Imagine St. Luke’s with a communications channel with a large swath of the individuals in their community as their trusted healthcare provider. The following are a few benefits that can be realized for their community, technology partners and St. Luke’s itself:

  • A baseline of individual’s health can be established to test the efficacy of diabetes, hypertension and other disease management programs as well as public awareness of various public health issues;
  • Non-traditional consumer-focused “prescriptions” such as a provider encouraging a patient to use a game such as Mindbloom or mobile application to improve their health can be tested to see if they are effective at improving health outcomes;
  • Transparency: not only are St. Luke’s clinicians able to communicate with their patients but so are the other health professionals in the community;
  • Providers realize that the most important member of the patient’s care team is the patient themselves as the 99% of their life when they are away from the healthcare provider is when they maintain or return to health. Providers are increasingly rewarded for positive health outcomes and penalized for negative outcomes (e.g., hospital readmits) so they need to learn what behaviors they can impact while the patient is away from their facility.

The “do more, bill more” model of healthcare reimbursement is being replaced by a model I refer to as Collaborative Care that is patient centric, accountable and coordinated – pretty much the opposite of what we’ve been.
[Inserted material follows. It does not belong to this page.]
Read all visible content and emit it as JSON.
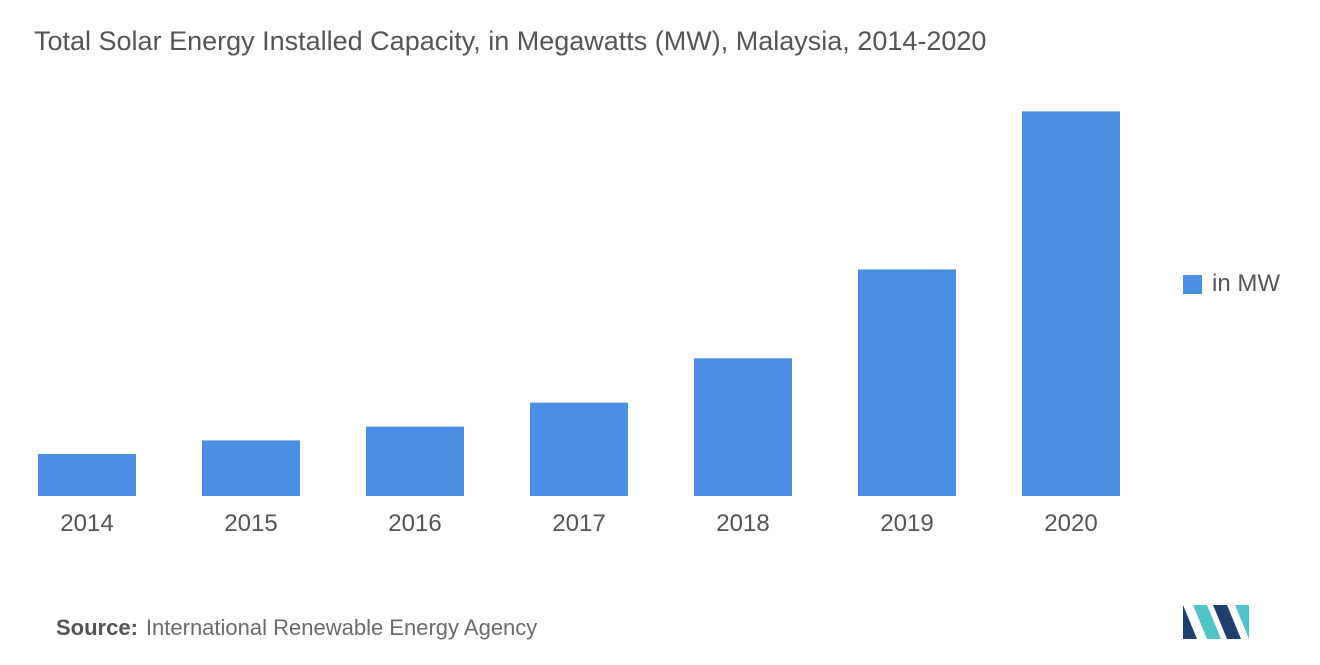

Led by a prominent physician/CEO who aspires to lead a transformation of a traditional health system, St. Luke’s is embarking on a multi-year journey that will be interesting to follow.

As the famous line from the Field of Dreams stated, “If you build it, he will come.” In this case, “he” will be the array of innovators looking to prove their mettle in the cities, towns, farmlands and mountains of Idaho. St. Luke’s has signaled they are “open for business” to the wide array of innovators reinventing healthcare.